Start making sense about packaging

By Rick Pendrous

- Last updated on GMT

Related tags Packaging

Public ignorance about the role played by food packaging could lead to the adoption of regulatory policies that produce more waste, an expert in the...

Public ignorance about the role played by food packaging could lead to the adoption of regulatory policies that produce more waste, an expert in the field has warned.

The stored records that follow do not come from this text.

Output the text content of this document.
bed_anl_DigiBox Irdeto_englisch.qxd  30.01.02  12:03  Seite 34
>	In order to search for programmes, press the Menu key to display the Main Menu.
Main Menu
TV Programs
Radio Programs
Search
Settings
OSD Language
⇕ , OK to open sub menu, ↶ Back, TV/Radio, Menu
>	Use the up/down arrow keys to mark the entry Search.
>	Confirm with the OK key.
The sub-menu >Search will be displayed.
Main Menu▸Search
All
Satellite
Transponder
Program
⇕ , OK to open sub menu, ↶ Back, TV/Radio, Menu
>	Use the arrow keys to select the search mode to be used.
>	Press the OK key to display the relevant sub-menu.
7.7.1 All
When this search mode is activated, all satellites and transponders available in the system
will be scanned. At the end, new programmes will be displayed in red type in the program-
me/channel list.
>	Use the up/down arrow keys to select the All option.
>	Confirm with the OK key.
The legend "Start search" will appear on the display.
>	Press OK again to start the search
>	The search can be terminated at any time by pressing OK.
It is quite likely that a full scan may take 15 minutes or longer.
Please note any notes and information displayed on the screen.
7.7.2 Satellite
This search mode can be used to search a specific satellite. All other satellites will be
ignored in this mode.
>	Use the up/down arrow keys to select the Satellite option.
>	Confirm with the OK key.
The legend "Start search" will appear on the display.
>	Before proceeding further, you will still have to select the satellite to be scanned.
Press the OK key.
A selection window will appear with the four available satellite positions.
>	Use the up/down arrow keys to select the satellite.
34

“The primary role [of packaging] is to contain, protect and preserve food,” said Dick Searle chief executive The Packaging Federation at a conference last week on the future of the food and drink industry organised by the Westminster Food & Nutrition Forum.
“But of course it’s very visible and it’s very little understood by consumers. But the fact is modern society - cities - could not exist without packaging,” said Searle, who also sits on the government’s Food Chain Emergency Liaison Group.
He reported that packaging made up less than 2% of the UK’s total gross carbon footprint but gave a negative net figure when the amount of waste it saved was taken into account. And it uses 1.5% of the nation’s resources.
He cited the example of meat packaging, which commonly uses composite films and modified atmospheres to ensure a shelf-life of two weeks. Without this approach, the shelf-life would be just a few days and far more red meat, which has a very high carbon footprint, would be wasted, he argued.
“Frankly, the political and media focus on packaging seems to be driven by what consumers see in their bins,” he noted. “They’re not remembering that the reason for all that packaging is the goods that they’ve bought.
“The frightening statistic is that the environmental impact of food thrown away in the home has 15 times the impact of packaging waste.”
He went on to say: “It’s about time we started to look at the science. Cheap political shots at packaging are really interfering with scientific realities. Politics are now more important than food security.”
Searle argued that food waste up the supply chain, which is as high as 40-50% in some developing countries, could be reduced to the 3% common in the UK by more appropriate use of packaging. “How does anybody think that is going to be solved without using modern packaging and modern distribution?” he asked.